Selalu ada pihak yang tidak senang ketika kehidupannya diganggu. Biasanya berujung pada timbulnya korban. Sudah banyak pesan hidup berdamai didengungkan, tetapi apa hasilnya?

Sambil menggerogoti bonggol jagung, Tam membuka percakapan.
“Nou, tidakkah kau merasa kehadiran kita tidak diharapkan di sini?”
“Di sini di mana? Maksudmu, kamu tidak diharapkan ada di dunia ini?”
“Tidak sejauh itu maksudku. Di rumah ini, pemilik rumah tidak suka pada kita, kan?”
Nou berhenti mengunyah. “Tam, apa pernah, sekali pun kamu merasa kehadiranmu diharapkan?”

Tam butuh beberapa waktu mencerna pertanyaan itu. Diharapkan? Dalam hati, Tam berpikir bahwa ia baru mengenal rasanya sewaktu tidak diharapkan. Merasa diharapkan, seperti apakah itu rasanya? Apakah maksudnya merasa dibutuhkan? Berguna?

Belum bisa menjawabnya, dan berusaha mengalihkan pembicaraan, Tam bertanya lagi. Sementara itu, pertanyaan Nou masih disimpannya.
“Nou, aku belum bisa jawab, sebenarnya. Umm, begini.. bagaimana jika kita mencari tempat baru?”
“Yang benar saja! Kita sudah nyaman di sini, makanan tersedia, rumah hangat dan kering.”

“Tetapi, Nou, tidakkah kau ingat kisah Sniff dan Scurry? Mereka itu benar-benar cerdas dan akhirnya mereka selamat. Mereka menyadari bahwa mereka perlu mencari keju yang baru dan tidak terlena di tempat yang nyaman.”
“Ah, kisah ‘Who Moved My Cheese?’ yang fenomenal itu? Mereka itu terlalu banyak membuang tenaga. Setiap hari mempertajam indera penciuman dan menjelajah tempat baru. Mereka kurang puas dengan apa yang ada.”
“Mereka bukan kurang puas. Mereka justru mengantisipasi hal buruk yang dapat terjadi.”
“Hal buruk apa yang bisa terjadi kalau kita hidup dengan hati-hati?”

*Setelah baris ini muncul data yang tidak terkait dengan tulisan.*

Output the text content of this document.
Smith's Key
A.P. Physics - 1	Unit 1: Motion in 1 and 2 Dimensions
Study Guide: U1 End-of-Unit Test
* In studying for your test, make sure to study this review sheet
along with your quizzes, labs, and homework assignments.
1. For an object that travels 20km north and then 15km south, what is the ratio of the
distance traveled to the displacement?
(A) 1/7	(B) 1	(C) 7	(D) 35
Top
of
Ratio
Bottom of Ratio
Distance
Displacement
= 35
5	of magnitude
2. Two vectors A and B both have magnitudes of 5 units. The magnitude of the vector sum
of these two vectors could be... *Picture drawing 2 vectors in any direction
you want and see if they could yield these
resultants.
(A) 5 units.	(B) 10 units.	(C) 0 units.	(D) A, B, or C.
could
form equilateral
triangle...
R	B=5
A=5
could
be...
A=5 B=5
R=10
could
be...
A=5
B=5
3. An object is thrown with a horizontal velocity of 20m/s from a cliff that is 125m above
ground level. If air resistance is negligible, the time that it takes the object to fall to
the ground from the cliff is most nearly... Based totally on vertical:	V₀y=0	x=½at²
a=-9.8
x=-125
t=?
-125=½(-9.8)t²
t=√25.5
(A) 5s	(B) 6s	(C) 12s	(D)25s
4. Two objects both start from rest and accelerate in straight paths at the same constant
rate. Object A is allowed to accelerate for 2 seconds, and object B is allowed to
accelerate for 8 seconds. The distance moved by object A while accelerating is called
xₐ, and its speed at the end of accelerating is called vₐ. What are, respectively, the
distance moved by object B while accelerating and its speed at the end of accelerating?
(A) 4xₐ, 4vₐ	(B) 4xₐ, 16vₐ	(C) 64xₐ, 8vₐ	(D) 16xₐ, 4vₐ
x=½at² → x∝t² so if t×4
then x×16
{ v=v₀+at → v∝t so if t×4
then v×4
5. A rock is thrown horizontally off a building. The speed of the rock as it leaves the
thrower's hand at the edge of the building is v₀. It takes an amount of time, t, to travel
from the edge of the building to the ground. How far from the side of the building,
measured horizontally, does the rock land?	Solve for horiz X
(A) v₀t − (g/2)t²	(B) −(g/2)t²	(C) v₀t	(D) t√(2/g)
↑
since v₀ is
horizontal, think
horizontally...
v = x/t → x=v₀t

“Nou, apa kamu tidak merasa khawatir pada bahaya dan ancaman?”
“Tidak”, jawab Nou dengan ringan.

“Apa kau bahagia?”
Nou terdiam sesaat. Sebenarnya ia tidak tahu jawabannya. Ia pikir, pertanyaan itu biasanya hanya dibicarakan oleh manusia. Kisah ‘Who Moved My Cheese’ juga banyak diperbincangkan oleh manusia.

“Ya, Tam. Selain itu, aku juga tidak perlu khawatir, karena aku tidak mencari keju.”

*
(mungkin akan bersambung)

1 responses:

Anonim mengatakan...

Just wow. Seru banget bacanya... Pelan-pelan, deskriptifnya dapet, naratifnya sukaaa..

Dan interpreratifnya? Banyak ya sepertinya. Ada beberapa poin yang membuatku ingin bertanya-tanya, tapi memilih untuk menikmati saja keliaran pikiranmu itu. Menyenangkan.

Aku sukaaa tulisan ini!

Disambung dong! Plis! Hahahaa...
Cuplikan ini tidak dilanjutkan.